Я не мог в это поверить: мы практически взлетели, но тут же снова упали на землю.

Всё в который раз было поставлено под сомнение, и в чате опять вспыхнули споры.

«Ей нельзя лететь без меня, – заупрямился Иван. – Касе может стать плохо во время полёта. Рядом с ней должен быть опытный ветеринар. Зачем рисковать её жизнью? Найдём другое решение».

Мы с ним переписывались всю ночь. Я пытался убедить его, что, возможно, его присутствие не так уж важно и что он может позаботиться о Касе перед полётом и сразу после приземления. Упускать такую возможность было рискованно.

Однако убедить его мне так и не удалось.

«Нет, – настаивал Иван. – С другими людьми она может умереть. Никто не сможет помочь ей в чрезвычайной ситуации, или если ей станет плохо, или если у неё случится паническая атака. Они не знают, как с ней обращаться».

Возникло ещё одно осложнение: военные запретили на борту электронные приборы, полезные для наблюдения за состоянием Каси. Я вконец вымотался и был вынужден признать, что Иван прав. То, что я поначалу считал упрямством, на деле было профессионализмом и желанием сделать всё правильно, чтобы не навредить Касе. Разве я сам не веду себя с ежами подобным образом?

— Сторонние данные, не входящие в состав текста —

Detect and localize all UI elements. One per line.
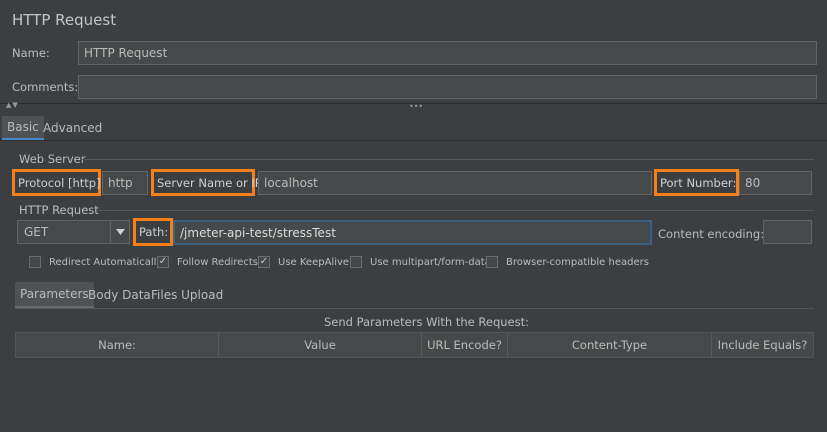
redirect-automatically-checkbox[interactable] [29,256,41,268]
protocol-input[interactable]: http [102,171,148,195]
follow-redirects-checkbox[interactable]: ✓ [157,256,169,268]
browser-compatible-checkbox[interactable] [486,256,498,268]
path-input[interactable]: /jmeter-api-test/stressTest [174,221,651,244]
name-input[interactable]: HTTP Request [78,41,817,65]
option-label: Use KeepAlive [278,256,350,268]
comments-label: Comments: [12,80,79,94]
column-header-content-type[interactable]: Content-Type [508,333,712,357]
http-request-section-label: HTTP Request [19,203,99,217]
browser-compatible-option[interactable]: Browser-compatible headers [486,256,649,268]
tab-advanced[interactable]: Advanced [38,116,107,140]
port-number-label: Port Number: [654,169,739,196]
content-encoding-input[interactable] [763,220,812,244]
use-keepalive-checkbox[interactable]: ✓ [258,256,270,268]
parameters-table-header: Name: Value URL Encode? Content-Type Inc… [15,332,814,358]
content-encoding-label: Content encoding: [658,227,765,241]
column-header-name[interactable]: Name: [16,333,219,357]
parameters-table-body[interactable] [15,358,814,432]
protocol-label: Protocol [http]: [12,169,104,196]
use-multipart-option[interactable]: Use multipart/form-data [350,256,491,268]
chevron-down-icon[interactable] [110,221,129,243]
web-server-section-label: Web Server [19,152,86,166]
option-label: Use multipart/form-data [370,256,491,268]
column-header-url-encode[interactable]: URL Encode? [422,333,508,357]
comments-input[interactable] [78,75,817,99]
parameters-caption: Send Parameters With the Request: [324,315,529,329]
page-title: HTTP Request [12,11,117,29]
splitter-grip-icon[interactable]: ••• [409,102,423,111]
tab-bar: Basic Advanced [0,116,827,141]
redirect-automatically-option[interactable]: Redirect Automatically [29,256,162,268]
option-label: Follow Redirects [177,256,258,268]
column-header-value[interactable]: Value [219,333,422,357]
server-name-label: Server Name or IP: [151,169,266,196]
tab-parameters[interactable]: Parameters [15,282,94,308]
name-label: Name: [12,46,50,60]
use-multipart-checkbox[interactable] [350,256,362,268]
parameters-tab-bar: Parameters Body Data Files Upload [15,282,814,309]
server-name-input[interactable]: localhost [258,171,652,195]
method-value: GET [24,225,49,239]
option-label: Redirect Automatically [49,256,163,268]
collapse-arrows-icon[interactable]: ▲▼ [6,101,19,109]
http-request-divider [96,210,814,211]
tab-body-data[interactable]: Body Data [83,282,156,308]
method-select[interactable]: GET [17,220,130,244]
column-header-include-equals[interactable]: Include Equals? [712,333,813,357]
web-server-divider [82,159,814,160]
tab-files-upload[interactable]: Files Upload [146,282,228,308]
path-label: Path: [133,218,173,246]
option-label: Browser-compatible headers [506,256,649,268]
port-number-input[interactable]: 80 [739,171,812,195]
use-keepalive-option[interactable]: ✓ Use KeepAlive [258,256,349,268]
follow-redirects-option[interactable]: ✓ Follow Redirects [157,256,258,268]
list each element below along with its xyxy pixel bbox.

Я написал Ивану об Элис: благодаря мне ей удалось пережить множество обострений с тех пор, как её нашли на обочине дороги и принесли в Центр. Доверив ему эту историю, я таким образом признал, что он и правда единственный, кто способен позаботиться о Касе.

К утру идея о военном перелёте отпала окончательно, и мы снова стали искать гражданские рейсы. Конечно, это стоило денег, но зато Иван мог лететь с Касей, а это был наилучший вариант.

«Невероятно, – думал я. – Мы были так близки к финалу, а теперь… Кажется, нам вечно не везёт, постоянно приходится бороться с превратностями судьбы…»

Несмотря на это, мне по-прежнему казалось, что мы почти у финиша. С тех пор как я перестал гоняться за ослепляющим материальным благополучием, я стал мечтать о чём-то с такой страстностью, что в моём сознании желания зачастую были уже материализованы.

Это пробуждает во мне невиданные силы, заставляя трудиться не покладая рук, до тех пор пока я не увижу результат вживую.

И я был не один: Амир тоже не собирался сдаваться. Он разными способами пытался получить специальное разрешение на посадку Ивана в военный самолёт, перевернул всё вверх дном, даже дозвонился до иранского вице-президента. К сожалению, подобные разрешения требовали долгих бюрократических проволочек, на которые у нас не было времени.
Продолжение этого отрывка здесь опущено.